SENTENCIA CONSTITUCIONAL 0086/2010-R
Tribunal Constitucional Plurinacional de Bolivia

SENTENCIA CONSTITUCIONAL 0086/2010-R

Fecha: 04-May-2010

III.7. Análisis del caso

Del planteamiento del caso concreto, se evidencia que cuando el accionante se apersonó ante el Gobierno Municipal de Sacaba, pretendiendo la adecuación de un predio de su propiedad, al Régimen de Propiedad Urbanizada, que contaba con la Resolución Técnico Administrativa 516/2004, que aprobaba el plano de fraccionamiento, un funcionario municipal le informó que dos meses después de la emisión de dicha Resolución; se había emitido una nueva Resolución Administrativa, la 063/2004, anulando la primera, sin tener presente que conforme al marco jurídico referido, se presume que los actos administrativos del Estado son legales y legítimos y de buena fe.

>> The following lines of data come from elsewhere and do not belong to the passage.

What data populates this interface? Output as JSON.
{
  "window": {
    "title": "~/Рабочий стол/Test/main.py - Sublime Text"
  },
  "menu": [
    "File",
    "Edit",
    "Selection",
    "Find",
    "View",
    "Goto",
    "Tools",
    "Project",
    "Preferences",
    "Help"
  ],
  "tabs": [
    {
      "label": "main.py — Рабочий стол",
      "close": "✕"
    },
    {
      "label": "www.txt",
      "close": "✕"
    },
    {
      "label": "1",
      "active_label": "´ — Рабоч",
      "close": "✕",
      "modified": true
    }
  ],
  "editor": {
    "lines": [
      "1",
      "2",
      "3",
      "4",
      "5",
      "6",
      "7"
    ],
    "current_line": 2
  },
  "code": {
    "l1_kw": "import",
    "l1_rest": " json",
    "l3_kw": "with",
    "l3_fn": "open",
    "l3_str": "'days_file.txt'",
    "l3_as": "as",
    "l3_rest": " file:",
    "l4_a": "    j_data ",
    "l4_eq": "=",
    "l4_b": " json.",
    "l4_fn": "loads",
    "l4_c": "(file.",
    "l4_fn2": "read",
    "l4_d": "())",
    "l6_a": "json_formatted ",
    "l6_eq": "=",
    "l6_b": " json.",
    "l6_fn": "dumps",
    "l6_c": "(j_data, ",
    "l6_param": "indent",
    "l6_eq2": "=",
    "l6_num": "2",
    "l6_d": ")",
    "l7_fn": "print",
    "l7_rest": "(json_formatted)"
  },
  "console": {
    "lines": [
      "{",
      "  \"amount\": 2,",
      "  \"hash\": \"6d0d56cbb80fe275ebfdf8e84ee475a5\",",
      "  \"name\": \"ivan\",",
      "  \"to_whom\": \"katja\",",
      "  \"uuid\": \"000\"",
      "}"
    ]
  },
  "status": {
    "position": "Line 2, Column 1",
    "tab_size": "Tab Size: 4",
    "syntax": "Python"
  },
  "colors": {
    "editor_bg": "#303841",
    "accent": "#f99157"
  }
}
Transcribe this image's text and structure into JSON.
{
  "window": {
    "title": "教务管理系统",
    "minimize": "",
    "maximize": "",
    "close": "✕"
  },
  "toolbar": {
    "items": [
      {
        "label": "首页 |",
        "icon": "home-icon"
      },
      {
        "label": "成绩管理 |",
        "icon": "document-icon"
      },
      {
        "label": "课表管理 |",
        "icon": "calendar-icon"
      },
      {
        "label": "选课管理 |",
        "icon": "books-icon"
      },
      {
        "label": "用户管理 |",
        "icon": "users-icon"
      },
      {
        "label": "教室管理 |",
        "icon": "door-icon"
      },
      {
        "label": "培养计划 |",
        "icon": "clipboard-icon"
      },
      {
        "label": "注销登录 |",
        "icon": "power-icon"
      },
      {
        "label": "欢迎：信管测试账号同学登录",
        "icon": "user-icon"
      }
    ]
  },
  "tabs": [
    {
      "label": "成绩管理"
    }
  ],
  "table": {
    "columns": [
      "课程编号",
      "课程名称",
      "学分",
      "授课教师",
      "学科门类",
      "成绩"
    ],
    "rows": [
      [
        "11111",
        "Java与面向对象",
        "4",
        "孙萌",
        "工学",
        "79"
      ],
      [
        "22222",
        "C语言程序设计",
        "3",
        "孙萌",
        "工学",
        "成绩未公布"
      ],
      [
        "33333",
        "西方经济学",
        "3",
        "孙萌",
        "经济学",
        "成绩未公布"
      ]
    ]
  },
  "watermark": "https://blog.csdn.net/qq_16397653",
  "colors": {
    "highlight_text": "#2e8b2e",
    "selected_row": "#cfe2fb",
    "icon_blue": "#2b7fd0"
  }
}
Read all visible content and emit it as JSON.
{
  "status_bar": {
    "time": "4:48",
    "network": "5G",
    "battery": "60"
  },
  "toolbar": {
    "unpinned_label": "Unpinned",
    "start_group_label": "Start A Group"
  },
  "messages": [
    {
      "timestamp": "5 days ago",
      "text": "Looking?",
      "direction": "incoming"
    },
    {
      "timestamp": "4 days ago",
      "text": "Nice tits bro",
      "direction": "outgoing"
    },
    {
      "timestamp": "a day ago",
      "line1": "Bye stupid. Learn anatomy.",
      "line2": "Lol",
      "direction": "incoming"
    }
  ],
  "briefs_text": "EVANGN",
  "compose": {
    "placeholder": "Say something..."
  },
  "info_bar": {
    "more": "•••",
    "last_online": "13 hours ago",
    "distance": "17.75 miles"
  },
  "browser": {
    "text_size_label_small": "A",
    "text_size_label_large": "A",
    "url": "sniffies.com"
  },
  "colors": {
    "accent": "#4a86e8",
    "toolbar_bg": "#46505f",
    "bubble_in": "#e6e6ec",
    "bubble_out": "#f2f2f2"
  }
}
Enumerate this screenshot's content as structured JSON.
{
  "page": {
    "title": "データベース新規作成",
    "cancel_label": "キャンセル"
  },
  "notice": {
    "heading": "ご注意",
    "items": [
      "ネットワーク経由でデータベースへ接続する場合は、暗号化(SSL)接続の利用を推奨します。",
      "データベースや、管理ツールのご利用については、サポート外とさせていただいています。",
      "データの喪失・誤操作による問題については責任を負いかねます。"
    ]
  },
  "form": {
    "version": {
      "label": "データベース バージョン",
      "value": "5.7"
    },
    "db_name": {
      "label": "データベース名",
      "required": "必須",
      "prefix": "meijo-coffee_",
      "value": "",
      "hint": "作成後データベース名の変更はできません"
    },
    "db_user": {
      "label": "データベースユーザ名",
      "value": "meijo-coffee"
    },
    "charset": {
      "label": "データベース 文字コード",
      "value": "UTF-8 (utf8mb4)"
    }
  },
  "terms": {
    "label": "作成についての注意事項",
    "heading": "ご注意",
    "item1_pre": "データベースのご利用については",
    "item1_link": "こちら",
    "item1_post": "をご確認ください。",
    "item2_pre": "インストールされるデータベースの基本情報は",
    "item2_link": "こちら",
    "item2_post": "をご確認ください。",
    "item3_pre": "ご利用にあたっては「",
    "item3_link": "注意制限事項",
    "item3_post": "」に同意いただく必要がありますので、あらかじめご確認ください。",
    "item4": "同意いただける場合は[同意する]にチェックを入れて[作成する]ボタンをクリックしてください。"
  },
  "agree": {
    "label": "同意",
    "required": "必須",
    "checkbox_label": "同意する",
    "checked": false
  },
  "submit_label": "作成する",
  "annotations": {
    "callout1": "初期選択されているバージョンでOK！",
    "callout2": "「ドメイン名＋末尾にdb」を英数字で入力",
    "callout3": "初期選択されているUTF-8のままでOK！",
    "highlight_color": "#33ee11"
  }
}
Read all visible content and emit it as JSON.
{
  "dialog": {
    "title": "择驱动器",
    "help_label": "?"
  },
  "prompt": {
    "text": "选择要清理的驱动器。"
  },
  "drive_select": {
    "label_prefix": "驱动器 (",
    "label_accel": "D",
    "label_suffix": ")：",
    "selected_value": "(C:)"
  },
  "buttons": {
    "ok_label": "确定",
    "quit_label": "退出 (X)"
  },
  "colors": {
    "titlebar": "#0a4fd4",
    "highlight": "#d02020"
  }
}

Dicho de otro modo, la Resolución Técnico Administrativa 516/2004 cuenta con la presunción de legitimidad y buena fe del acto administrativo por cuanto está fundada en la razonable suposición de que el acto respondía y se ajustaba a las normas previstas en el ordenamiento jurídico vigente en ese momento; es decir, cuenta con todos los elementos necesarios para producir efectos jurídicos prueba de ello, es el sello de validez estampado en el plano de fraccionamiento; consecuentemente, dicho acto administrativo, es legítimo con relación a la ley y válido respecto a las consecuencias que pueda producir.

En la misma línea, conforme a la normativa señalada, se infiere que el acto administrativo adquirió la calidad de “estable” a partir del día siguiente hábil a su notificación a los interesados, esto significa que la Resolución Técnico Administrativa 516/2004, generó a favor del accionante, derechos subjetivos, pues instruyó la aprobación del plano de fraccionamiento del lote de terreno y por lo tanto consolidó el derecho propietario a favor de la madre del accionante, propiedad que posteriormente pasó a su dominio, al constituirse en heredero forzoso abintestato; por lo mismo, no podía ser anulado, salvo en los casos enumerados expresamente por el art. 51.I del Reglamento a la LAP, que no consigna el motivo de anulación expuesto en la Resolución que anula la aprobación del plano de fraccionamiento. En virtud a lo dispuesto en el parágrafo II del mismo artículo, el acto administrativo individual, como es la emisión de la Resolución, goza la calidad de firmeza en sede administrativa, por lo tanto no le era posible al Gobierno Municipal de Sacaba, anular de oficio sus propios actos en detrimento del accionante, aún cuando se aleguen contradicciones y falta de justificación técnica cometidas por la propia administración, pues la ley, en defensa del particular, ha establecido expresamente los mecanismos que se deben utilizar para anular un acto administrativo; como es la impugnación ante el órgano judicial competente. Esto implica que fuera del procedimiento previsto y los recursos señalados por la ley, un mismo órgano no podrá anular su propio acto administrativo (conocido en la doctrina como acto propio), por cuanto una vez definida una controversia y emitida la resolución, ésta ingresa al tráfico jurídico y por lo tanto ya no está bajo la competencia de la autoridad que la dictó, sino a la comunidad.

Por lo tanto, se evidencia que el debido proceso, consagrado en el texto constitucional en una triple dimensión, en los arts. 115.II y 117.I como garantía, en el art. 137 como derecho fundamental y en el art. 180 como principio procesal; y, en los arts. 8 del Pacto de San José de Costa Rica y 14 del Pacto Internacional de Derechos Civiles y Políticos (PIDCP), como derecho humano, ha sido vulnerado por las autoridades codemandadas, al no haber alegado y probado en juicio los argumentos que sustentaron su Resolución anulatoria, dejando sin efecto una Resolución que gozaba de la presunción de legalidad, legitimidad y buena fe; sin brindarle al administrado, la opción a defenderse, haciendo uso de su derecho a la defensa, instituto integrante del debido proceso, consignado de manera autónoma en la Constitución Política del Estado en los arts. 115.II y 119.II, donde de manera expresa precisa que el Estado garantizará el derecho a la defensa al que toda persona tiene como derecho inviolable para demostrar las supuestas irregularidades dentro de un proceso legal y justo.

En consecuencia, las autoridades codemandadas, al haber dictado las RRAA 063/2004, 058/2005 y Resoluciones Municipales 015/2006 y 031/2006, actuaron sin competencia que emane de la ley, en el marco de las normas revisadas. Por lo que el presente caso se encuentra dentro de las previsiones y alcances que brinda el recurso de amparo constitucional y corresponde conceder la tutela solicitada.